Recent advancements in Simultaneous Localization and Mapping (SLAM) have increasingly highlighted the robustness of LiDAR-based techniques. At the same time, Neural Radiance Fields (NeRF) have introduced new possibilities for 3D scene reconstruction, exemplified by SLAM systems. Among these, NeRF-LOAM has shown notable performance in NeRF-based SLAM applications. However, despite its strengths, these systems often encounter difficulties in dynamic outdoor environments due to their inherent static assumptions. To address these limitations, this paper proposes a novel method designed to improve reconstruction in highly dynamic outdoor scenes. Based on NeRF-LOAM, the proposed approach consists of two primary components. First, we separate the scene into static background and dynamic foreground.
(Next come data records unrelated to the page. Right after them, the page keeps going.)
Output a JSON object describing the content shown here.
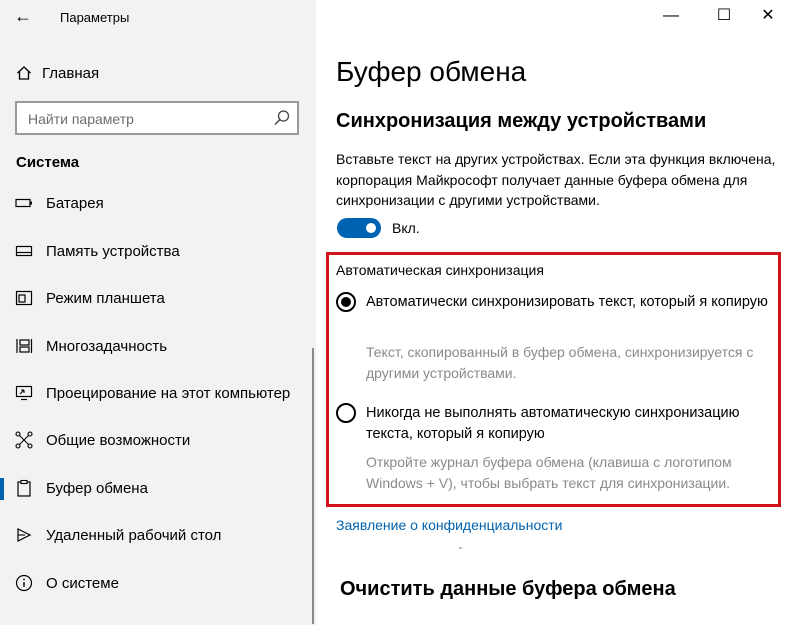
{
  "window": {
    "title": "Параметры",
    "back_glyph": "←",
    "minimize_glyph": "—",
    "maximize_glyph": "☐",
    "close_glyph": "✕"
  },
  "sidebar": {
    "home_label": "Главная",
    "search_placeholder": "Найти параметр",
    "section_title": "Система",
    "items": [
      {
        "label": "Батарея",
        "icon": "battery-icon"
      },
      {
        "label": "Память устройства",
        "icon": "storage-icon"
      },
      {
        "label": "Режим планшета",
        "icon": "tablet-mode-icon"
      },
      {
        "label": "Многозадачность",
        "icon": "multitasking-icon"
      },
      {
        "label": "Проецирование на этот компьютер",
        "icon": "projecting-icon"
      },
      {
        "label": "Общие возможности",
        "icon": "shared-experiences-icon"
      },
      {
        "label": "Буфер обмена",
        "icon": "clipboard-icon",
        "active": true
      },
      {
        "label": "Удаленный рабочий стол",
        "icon": "remote-desktop-icon"
      },
      {
        "label": "О системе",
        "icon": "info-icon"
      }
    ]
  },
  "main": {
    "page_title": "Буфер обмена",
    "sync_title": "Синхронизация между устройствами",
    "sync_desc": "Вставьте текст на других устройствах. Если эта функция включена, корпорация Майкрософт получает данные буфера обмена для синхронизации с другими устройствами.",
    "toggle_state": "Вкл.",
    "auto_sync_title": "Автоматическая синхронизация",
    "option1_label": "Автоматически синхронизировать текст, который я копирую",
    "option1_desc": "Текст, скопированный в буфер обмена, синхронизируется с другими устройствами.",
    "option2_label": "Никогда не выполнять автоматическую синхронизацию текста, который я копирую",
    "option2_desc": "Откройте журнал буфера обмена (клавиша с логотипом Windows + V), чтобы выбрать текст для синхронизации.",
    "privacy_link": "Заявление о конфиденциальности",
    "clear_title": "Очистить данные буфера обмена"
  },
  "colors": {
    "accent": "#0063b1",
    "highlight_border": "#d0121b",
    "sidebar_bg": "#f2f2f2",
    "secondary_text": "#8a8a8a"
  }
}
By identifying and excluding dynamic elements from the mapping process, this segmentation enables the creation of a dense 3D map that accurately represents the static background only. The second component extends the octree structure to support multi-resolution representation. This extension not only enhances reconstruction quality but also aids in the removal of dynamic objects identified by the first module. Additionally, Fourier feature encoding is applied to the sampled points, capturing high-frequency information and leading to more complete reconstruction results. Evaluations on various datasets demonstrate that our method achieves more competitive results compared to current state-of-the-art approaches.

Figures (5)

• Figure 1: The 3D reconstruction of KITTI MOT 19 using our proposed method and NeRF-LOAM deng2023nerf.
• Figure 2: The overview of the system. The left part of the image illustrates the process of background and foreground separation. We remove the dynamic points from the foreground, and generate a foreground mask (pink), resulting in a purely static scene. The right part of the image shows the training process of the neural SDF module. We interpolate the query point at different resolution levels to obtain the corresponding features, and finally combine the Fourier feature positional encoding and feed them into the MLP to predict the SDF value.
• Figure 3: Definition of the 3D box $B$.
• Figure 4: 3D reconstruction results among Proposed method, NeRF-LOAM deng2023nerf, Pin-SLAM pan2024pin. (a) and (b): Original images from the datasets MOT19 and MOT26. The red ovals highlight dynamic pedestrians of the scene. (c) to (h): These show how the proposed Method, NeRF-LOAM deng2023nerf, and Pin-SLAM pan2024pin perform on the MOT19 dataset. The grayscale images are reconstructions, and the red ovals indicate the areas of focus for comparison.
• Figure 5: Qualitative visualization of the map quality on the MaiCity dataset (Mai) (top) and Newer College dataset (NCD) (down). The areas highlighted by the red ellipses emphasize the contributions of our proposed method.